Confesso que antes de ler o conto, imaginei que encontraria fortes diálogos de mulheres questionando suas próprias existências em universidades, coisa que não acontecia na época em que Virginia Woolf escreveu o conto*. Imaginei algo intenso em ações como o conto Uma Sociedade, mas como Woolf sempre me engana e eu adoro, Uma escola de mulheres vista de fora é um lampejo secreto e sem nome.
Talvez, seja por conta desses lampejos secretos e sem nome que muitas vezes comparam Virginia Woolf com Clarice Lispector, pois a escritora brasileira também colocou seus personagens nesse conflito interno de nomear momentos tão efêmeros e profundos da vida. Porém, acredito que a forma como as autoras caminham para esse fim são muito diferentes, portanto, qualquer comparação entre as duas, considero tola.
Sobre a personagem central
Angela Williams é a personagem central do conto Uma escola de mulheres vista de fora. Ela está deitada em seu quarto à espera do sono que não vem. Há outras mulheres no quarto coletivo da universidade, cada qual, enfrentando sua noite escura. Angela, ainda lida com o seu reflexo no espelho.
“Pois o espelho apresentava uma imagem que era incapaz de tremer – branca e dourada, chinelos vermelhos, cabelo claro com pedrinhas azuis, e nunca uma ruga ou sombra para interromper o prolongado beijo de Angela e seu reflexo no espelho, como se ela estivesse radiosa de ser Angela.

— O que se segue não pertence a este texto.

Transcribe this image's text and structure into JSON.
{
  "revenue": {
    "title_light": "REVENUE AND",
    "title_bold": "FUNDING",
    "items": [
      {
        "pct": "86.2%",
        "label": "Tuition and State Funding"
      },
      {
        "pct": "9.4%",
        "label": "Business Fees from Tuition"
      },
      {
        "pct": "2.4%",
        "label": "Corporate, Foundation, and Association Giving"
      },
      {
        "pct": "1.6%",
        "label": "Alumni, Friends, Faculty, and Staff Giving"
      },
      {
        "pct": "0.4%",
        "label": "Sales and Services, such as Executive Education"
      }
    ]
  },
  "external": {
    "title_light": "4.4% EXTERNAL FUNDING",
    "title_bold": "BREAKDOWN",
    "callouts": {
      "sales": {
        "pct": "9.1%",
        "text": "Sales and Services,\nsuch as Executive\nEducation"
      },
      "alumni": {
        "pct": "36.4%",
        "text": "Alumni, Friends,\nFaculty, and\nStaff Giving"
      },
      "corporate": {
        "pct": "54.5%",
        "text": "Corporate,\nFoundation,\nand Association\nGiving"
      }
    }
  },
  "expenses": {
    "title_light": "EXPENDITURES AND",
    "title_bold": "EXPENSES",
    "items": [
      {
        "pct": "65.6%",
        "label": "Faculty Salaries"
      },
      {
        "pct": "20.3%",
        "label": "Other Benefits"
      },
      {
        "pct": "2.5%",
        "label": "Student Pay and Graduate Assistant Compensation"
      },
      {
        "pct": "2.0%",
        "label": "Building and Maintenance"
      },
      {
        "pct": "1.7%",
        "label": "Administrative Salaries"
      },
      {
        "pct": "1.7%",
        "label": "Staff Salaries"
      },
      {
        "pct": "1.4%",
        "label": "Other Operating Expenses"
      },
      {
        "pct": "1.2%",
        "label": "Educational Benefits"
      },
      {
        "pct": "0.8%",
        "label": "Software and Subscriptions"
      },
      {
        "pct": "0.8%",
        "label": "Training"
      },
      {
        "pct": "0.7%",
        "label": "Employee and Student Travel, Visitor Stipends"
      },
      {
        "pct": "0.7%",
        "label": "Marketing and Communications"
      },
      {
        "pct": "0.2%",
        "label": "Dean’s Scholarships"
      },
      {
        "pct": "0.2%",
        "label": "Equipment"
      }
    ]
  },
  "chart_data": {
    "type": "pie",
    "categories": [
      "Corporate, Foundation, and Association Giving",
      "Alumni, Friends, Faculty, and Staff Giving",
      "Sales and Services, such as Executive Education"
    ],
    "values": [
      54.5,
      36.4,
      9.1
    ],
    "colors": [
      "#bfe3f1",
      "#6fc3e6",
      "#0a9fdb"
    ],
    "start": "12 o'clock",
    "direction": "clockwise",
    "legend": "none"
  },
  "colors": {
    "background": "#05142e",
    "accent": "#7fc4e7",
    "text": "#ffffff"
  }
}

Radioso, fosse como fosse, era o momento – o quadro reluzente pendurado no coração da noite, o santuário escavado nas trevas”.
(Uma escola de mulheres vista de fora, p, 201, Contos Completos, tradução de Leonardo Fróes)
Os detalhes da natureza
Sabemos sobre os outros quartos e suas moradoras pela descrição de seus nomes em cartões pendurados em suas portas. Assim, há um frieza, mas bonita e melancólica por conta do luar lá fora e sua descrição tão perfeitamente elaborada por Virginia Woolf. Cada vez percebo mais esse gosto da autora em detalhar a natureza, pois fica tão evidente o quanto o ambiente externo acaba transformando as situações internas e, consequentemente, atingindo as emoções das personagens.
Angela, em certo momento, parece alcançar um tipo de conforto pela própria vida que leva – e sabemos tão pouco sobre a sua própria vida. Por outro lado, mesmo com a bela paisagem e a sua vida sem grandes conflitos, ela não consegue dormir.
“(…) após a negra turbulência de uma infinidade de épocas aqui estava a luz do fim do túnel; a vida; o mundo. Embaixo dela – tudo ótimo; tudo adorável. Tal foi sua descoberta.”
(p. 204)
Uma escola de mulheres vista de fora: uma crítica?
Por fim, algumas perguntas permanecem: Virginia Woolf viveu em uma época em que mulheres não ia às universidades, não seria esse conto uma crítica a algo que ela – como escritora – só podia ver de fora? O nome Angela e os outros cartões na porta dos quartos não seriam apenas a imaginação de todas as mulheres que desejavam o acesso à universidade?
Um lampejo secreto e sem nome pode ser esse impulso que fez tantas coisas mudarem para as mulheres nas últimas épocas, mas enquanto tudo não for absolutamente igual em direitos, gritos e dores serão sentido por todas aquelas que não querem ver as coisas apenas de fora, querem participar do mundo. Eu quero.
“Todas a janelas abertas, com um azul afogueado, com algo murmurando ao longe o mundo, é claro, e a manhã chegando, “Oh”, gritou ela, como se sentisse uma dor.” (p. 205)
*publicado em 1926 e que faria parte do romance O quarto de Jacob, porém, a autora decidiu não incluir.